Iowa Attorney General Tom Miller is joining with his counterparts in at least 39 other states to push to keep their authority over financial issues in the reform bill that’s being worked on in congress. Miller says the top state lawmakers are worried the bill would allow federal officials to pre-empt their authority.

“That is a mistake, because it is important for the states to be laboratories of democracy and develop new and successful ideas for everybody. And it’s important in terms of the Federalism concept. When the federal government has all the authority and they do little or no regulation, as they did in the Bush years, there’s enormous problems for consumers and the wider economy,” Miller says.

Miller says a key piece of the legislation is the Consumer Financial Protection Agency, which he says should be created. He says the legislation would provide that the states could enforce the regulations of the agency, and he says that’s “incredibly important,” as the federal government doesn’t have enough resources to deal with things like credit cards and mortgages without state help.

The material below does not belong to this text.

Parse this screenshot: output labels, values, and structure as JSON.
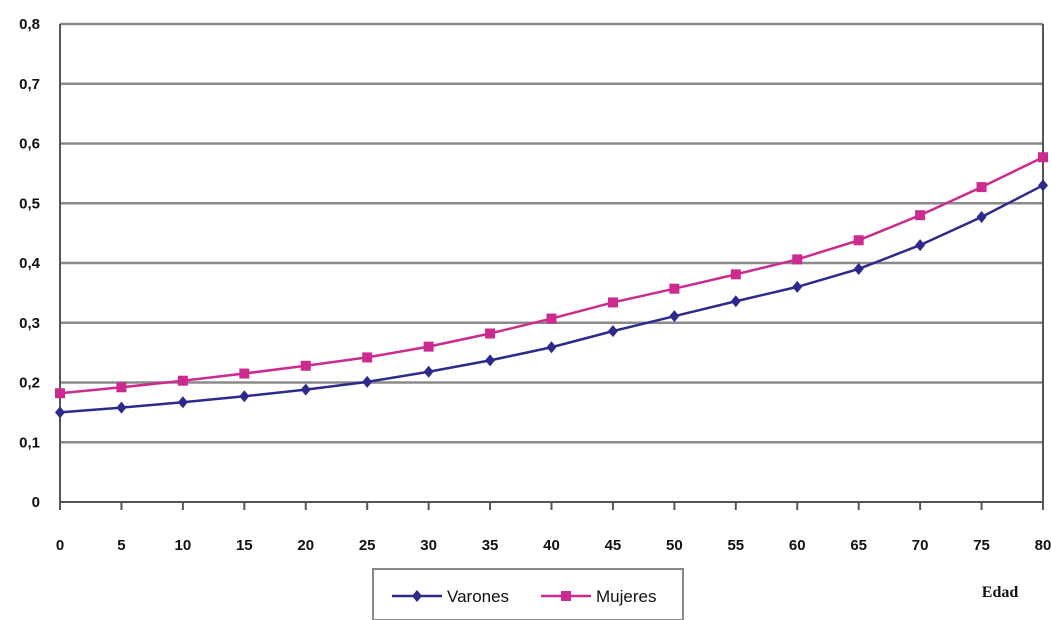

Miller says they hope the senators who are leading the push for the bill will preserve the state’s interests. “They have to decide in regard to state involvement, are they gonna be on the side of the banks, particularly the Wall Street Banks, or are they going to be on the side of the public,” Miller says. He says that’s the fundamental choice the senators face. Miller says now is not the time to let up on the oversight of the financial system.

“This would be the worst possible time to give Wall Street Banks special privilege as regards state law, so that they could possibly repeat what we’ve just gone through in the last few years,” Miller says. Miller was joined on a conference call with reporters by the Attorney General of Illinois.